What do you make of the 2019 version of the Statement on the Purpose of a Corporation?
There are certain things I agree with and certain things I am skeptical about. It makes complete sense. The only issue I have with it is this (idea of corporate social responsibility) has been around since the ’50s. Why does it take so long for some of the major companies to go, ‘this makes sense?’
Howard Bowen in 1953 wrote a book about corporate social responsibility, and then in the ’70s there was more of a social context put into running organizations, and around 1976 there was even more meat put around it. That’s why I think it’s a great idea, but my skepticism is around ‘green washing.’
Back when corporate social responsibility started out and sustainability became big, a lot of companies said, ‘Well, we’re sustainable’ because they knew that was important to the community, to customers, etc. But they really didn’t do much to embrace it. They gave it lip service.
What are the CEOs really saying here?
I think that they’re acknowledging the things that they should be looking at and focusing on, and I think they understand the importance of each aspect of the triple bottom line. They’re finally acknowledging after 50 years the benefit of doing this. But again, acknowledging it and putting their money where their mouth is are two different things.

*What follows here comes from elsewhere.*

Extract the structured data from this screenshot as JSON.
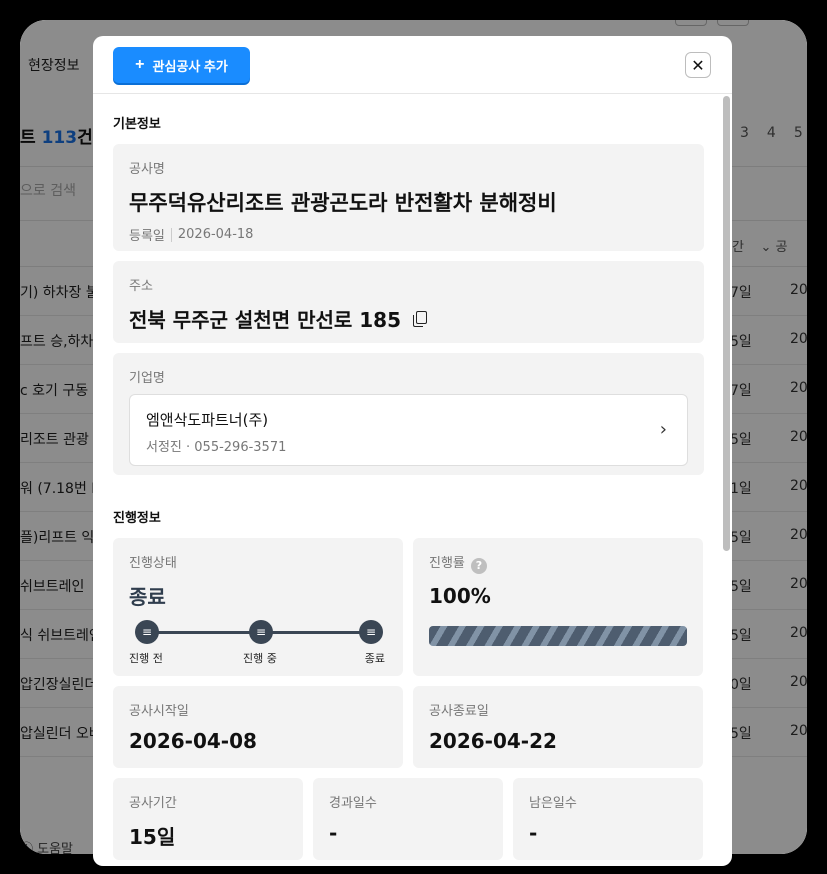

What specifically makes you skeptical?
I’ll give you a great example. In Grand Rapids, Cascade Engineering is a B Corp (short for benefit corporation). A B Corp actually commits to things that were discussed in the Roundtable (statement) and they have to get their performance verified. They have a legal contract, and there’s public transparency. When I saw this, I went to the list of businesses that signed this and I started with the first four. I went to the B Corp list, and none of them are on it. That’s why I am skeptical because if you truly embraced this, you would put your money where your mouth is. You would become a B Corp. To me, that’s the total embracing of the concept, as opposed to potentially just giving it lip service.
What would you like to see happen?
You look at annual reports and you look at the shareholder statements by the CEO or the chairman, and you want to see those things echoed and then you want to see action items in the goals and objectives of the company. Until we start seeing that, that’s where my skepticism lies. I think it’s a great first step, but you have to implement it and you have to be checking your performance against it to really make that change.
Do you have any optimism about the statement?
When it comes to helping students understand strategy, I am more of a Michael Porter fan. I believe an organization needs to provide value to customers and then that value to customers gets exchanged, hopefully, into profits for the corporation. In the statement, it talks about how the shareholder, at least in the past, needs to be the primary focus, and I still do think that that’s the case, but what I do like is the discussion of employees, communities (and) the environment because all of those have a cost-benefit relationship.